Nö, eigentlich nicht. Ich gehe da grundsätzlich so ran, wie ich auch einen Song für die Gitarre raushören würde. Ich suche mir die Grundharmonien im Internet raus oder höre mir die Akkorde so raus. Dann setze ich mich mit der Gitarre hin, oder mit welchem Instrument auch immer und spiele erst mal die Harmonien nach. Dann ist es im nächsten Schritt sehr wichtig für mich, dass die Tonart zu meiner Gesangsrange passt. Tatsächlich sind mir bei vielen amerikanischen Bands die Songs im Original von der Tonlage zu hoch. Ich muss die runter transponieren, damit ich die gut singen kann. Bei D-Sailors haben wir auch oft zu hoch komponiert. Und dann ist mir das live auf die Füße gefallen, wenn die Songs zu hoch sind und die Puste nicht reicht. Ich habe die Cover fürs Klavier dann auf meine Tonart angepasst und dann halt viel gespielt und dazu gesungen. Man bekommt dann schnell ein Gefühl für den Song und ob das passt mit dem Klavier. Und so habe ich dann auch aufgenommen. Mein Kumpel Micha, der produziert  und mich aufgenommen hat, der das Cello spielt, der hat dann auf die fertigen Arrangements, die ich gemacht habe, dann Cello dazu erfunden.

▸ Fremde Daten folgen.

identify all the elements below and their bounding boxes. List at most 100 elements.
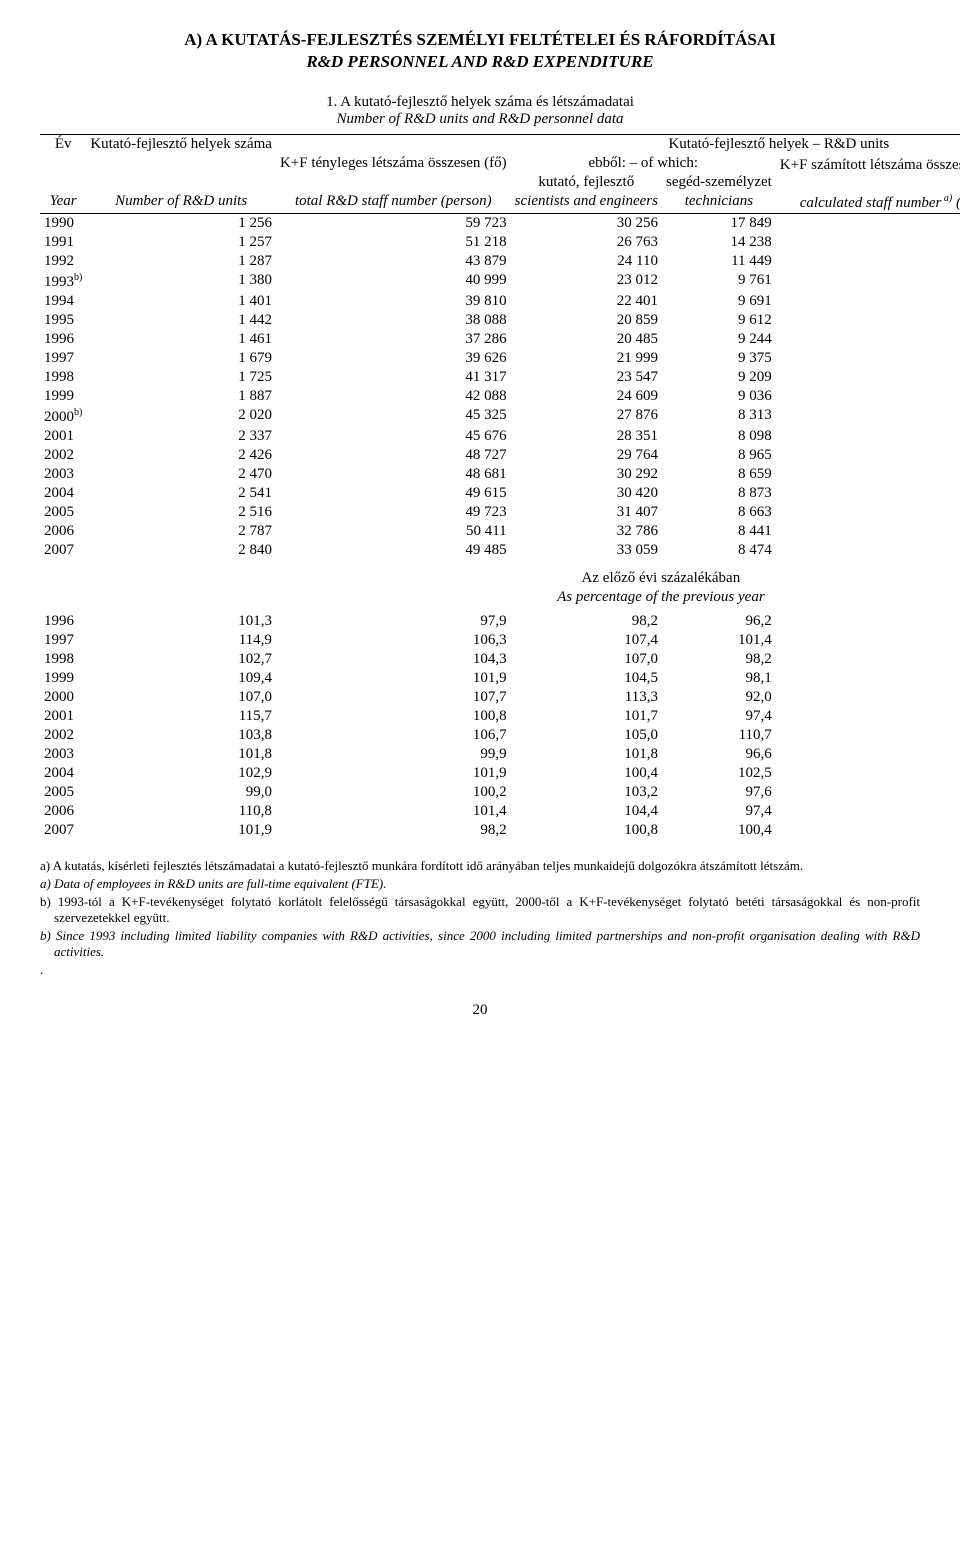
cell-value: 103,8 bbox=[86, 726, 276, 745]
cell-year: 2002 bbox=[40, 726, 86, 745]
hdr-year: Year bbox=[40, 192, 86, 214]
cell-value: 19 776 bbox=[776, 330, 960, 349]
table-caption-en: Number of R&D units and R&D personnel da… bbox=[40, 111, 920, 128]
cell-value: 98,2 bbox=[276, 821, 511, 840]
table-row: 19921 28743 87924 11011 44924 19212 3117… bbox=[40, 252, 960, 271]
footnote-b-en: b) Since 1993 including limited liabilit… bbox=[40, 928, 920, 960]
cell-value: 113,3 bbox=[511, 688, 662, 707]
cell-value: 21 999 bbox=[511, 349, 662, 368]
cell-value: 49 723 bbox=[276, 503, 511, 522]
table-row: 1998102,7104,3107,098,297,9105,294,3 bbox=[40, 650, 960, 669]
table-row: 19991 88742 08824 6099 03621 32912 5795 … bbox=[40, 387, 960, 406]
cell-value: 101,9 bbox=[86, 821, 276, 840]
cell-value: 26 763 bbox=[511, 233, 662, 252]
cell-value: 25 954 bbox=[776, 541, 960, 560]
hdr-spanner: Kutató-fejlesztő helyek – R&D units bbox=[276, 135, 960, 155]
cell-value: 49 615 bbox=[276, 484, 511, 503]
table-row: 2004102,9101,9100,4102,597,998,2101,6 bbox=[40, 764, 960, 783]
cell-value: 23 703 bbox=[776, 446, 960, 465]
cell-value: 102,5 bbox=[662, 764, 776, 783]
cell-value: 9 244 bbox=[662, 330, 776, 349]
footnote-a-hu: a) A kutatás, kísérleti fejlesztés létsz… bbox=[40, 858, 920, 874]
hdr-units-en: Number of R&D units bbox=[86, 192, 276, 214]
cell-value: 22 609 bbox=[776, 271, 960, 292]
cell-value: 100,4 bbox=[511, 764, 662, 783]
cell-value: 101,7 bbox=[511, 707, 662, 726]
cell-value: 106,7 bbox=[276, 726, 511, 745]
cell-value: 2 337 bbox=[86, 427, 276, 446]
cell-value: 102,9 bbox=[86, 764, 276, 783]
cell-year: 2007 bbox=[40, 541, 86, 560]
cell-value: 100,8 bbox=[511, 821, 662, 840]
section-title-en: R&D PERSONNEL AND R&D EXPENDITURE bbox=[40, 52, 920, 72]
cell-value: 20 315 bbox=[776, 368, 960, 387]
table-row: 20032 47048 68130 2928 65923 31115 1804 … bbox=[40, 465, 960, 484]
cell-year: 1997 bbox=[40, 349, 86, 368]
cell-value: 23 547 bbox=[511, 368, 662, 387]
cell-value: 92,0 bbox=[662, 688, 776, 707]
cell-value: 45 325 bbox=[276, 406, 511, 427]
cell-year: 1998 bbox=[40, 368, 86, 387]
mid-caption-en: As percentage of the previous year bbox=[40, 588, 960, 612]
hdr-sci-hu-1: kutató, fejlesztő bbox=[511, 173, 662, 192]
cell-value: 36 384 bbox=[776, 214, 960, 234]
table-row: 2006110,8101,4104,497,4111,8110,5107,7 bbox=[40, 802, 960, 821]
cell-value: 101,8 bbox=[776, 783, 960, 802]
cell-year: 1993b) bbox=[40, 271, 86, 292]
table-row: 1997114,9106,3107,4101,4105,0107,2101,8 bbox=[40, 631, 960, 650]
cell-value: 104,5 bbox=[511, 669, 662, 688]
cell-value: 104,4 bbox=[511, 802, 662, 821]
cell-year: 1999 bbox=[40, 387, 86, 406]
cell-value: 2 020 bbox=[86, 406, 276, 427]
cell-value: 9 209 bbox=[662, 368, 776, 387]
cell-year: 2003 bbox=[40, 465, 86, 484]
cell-value: 19 585 bbox=[776, 311, 960, 330]
cell-value: 98,2 bbox=[662, 650, 776, 669]
table-row: 2003101,899,9101,896,698,3101,494,0 bbox=[40, 745, 960, 764]
cell-year: 1990 bbox=[40, 214, 86, 234]
cell-value: 2 541 bbox=[86, 484, 276, 503]
cell-value: 107,4 bbox=[511, 631, 662, 650]
cell-value: 97,4 bbox=[662, 707, 776, 726]
cell-year: 2003 bbox=[40, 745, 86, 764]
cell-value: 22 826 bbox=[776, 484, 960, 503]
cell-value: 111,8 bbox=[776, 802, 960, 821]
page-number: 20 bbox=[40, 1002, 920, 1019]
table-row: 2000b)2 02045 32527 8768 31323 53414 406… bbox=[40, 406, 960, 427]
table-row: 19951 44238 08820 8599 61219 58510 4995 … bbox=[40, 311, 960, 330]
cell-value: 1 725 bbox=[86, 368, 276, 387]
cell-value: 101,3 bbox=[86, 612, 276, 631]
cell-value: 20 485 bbox=[511, 330, 662, 349]
cell-value: 43 879 bbox=[276, 252, 511, 271]
cell-value: 97,6 bbox=[662, 783, 776, 802]
cell-value: 30 292 bbox=[511, 465, 662, 484]
table-row: 1996101,397,998,296,2101,099,198,2 bbox=[40, 612, 960, 631]
cell-value: 97,9 bbox=[776, 764, 960, 783]
table-row: 2000107,0107,7113,392,0110,3114,5102,6 bbox=[40, 688, 960, 707]
table-row: 1993b)1 38040 99923 0129 76122 60911 818… bbox=[40, 271, 960, 292]
cell-value: 1 461 bbox=[86, 330, 276, 349]
cell-year: 2000 bbox=[40, 688, 86, 707]
cell-value: 8 474 bbox=[662, 541, 776, 560]
cell-value: 98,3 bbox=[776, 745, 960, 764]
cell-value: 99,9 bbox=[276, 745, 511, 764]
cell-value: 101,9 bbox=[276, 669, 511, 688]
cell-value: 97,4 bbox=[662, 802, 776, 821]
cell-year: 1995 bbox=[40, 311, 86, 330]
cell-value: 2 840 bbox=[86, 541, 276, 560]
cell-value: 99,0 bbox=[86, 783, 276, 802]
cell-year: 1998 bbox=[40, 650, 86, 669]
cell-value: 8 659 bbox=[662, 465, 776, 484]
table-caption-hu: 1. A kutató-fejlesztő helyek száma és lé… bbox=[40, 94, 920, 111]
cell-year: 2004 bbox=[40, 764, 86, 783]
footnote-a-en: a) Data of employees in R&D units are fu… bbox=[40, 876, 920, 892]
cell-value: 23 239 bbox=[776, 503, 960, 522]
cell-value: 22 008 bbox=[776, 292, 960, 311]
cell-year: 1997 bbox=[40, 631, 86, 650]
table-row: 2001115,7100,8101,797,497,5101,892,0 bbox=[40, 707, 960, 726]
table-row: 19971 67939 62621 9999 37520 75811 1545 … bbox=[40, 349, 960, 368]
cell-year: 1996 bbox=[40, 330, 86, 349]
cell-value: 103,2 bbox=[511, 783, 662, 802]
cell-value: 1 887 bbox=[86, 387, 276, 406]
cell-value: 96,6 bbox=[662, 745, 776, 764]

Du wirst ja bald mal auf Tour gehen? Wie umständlich ist es mit dem Klavier zu touren? Du wirst es ja irgendwann bestimmt bereuen, es nicht doch mit einer handlichen Klampfe gemacht zu haben.

Mit einem echten Klavier zu touren ist tatsächlich unmöglich. Vor allem aus dem Grund, weil ich nicht abhängig davon sein will, ob da jetzt in jedem Laden ein Klavier steht.Ein Kumpel hat mir aus Holz ein Klavier gebaut. Eigentlich einen Keyboardständer. Es sind insgesamt sechs Holzbretter, die er mir liebevoll zusammengeschraubt, angestrichen und mit Stuck verziert hat.  Und vorne mit Linoleum verkleidet. Das kann ich easy  ins Auto packen, und kann einfach mit Keyboard und Verstärker auf Tour gehen.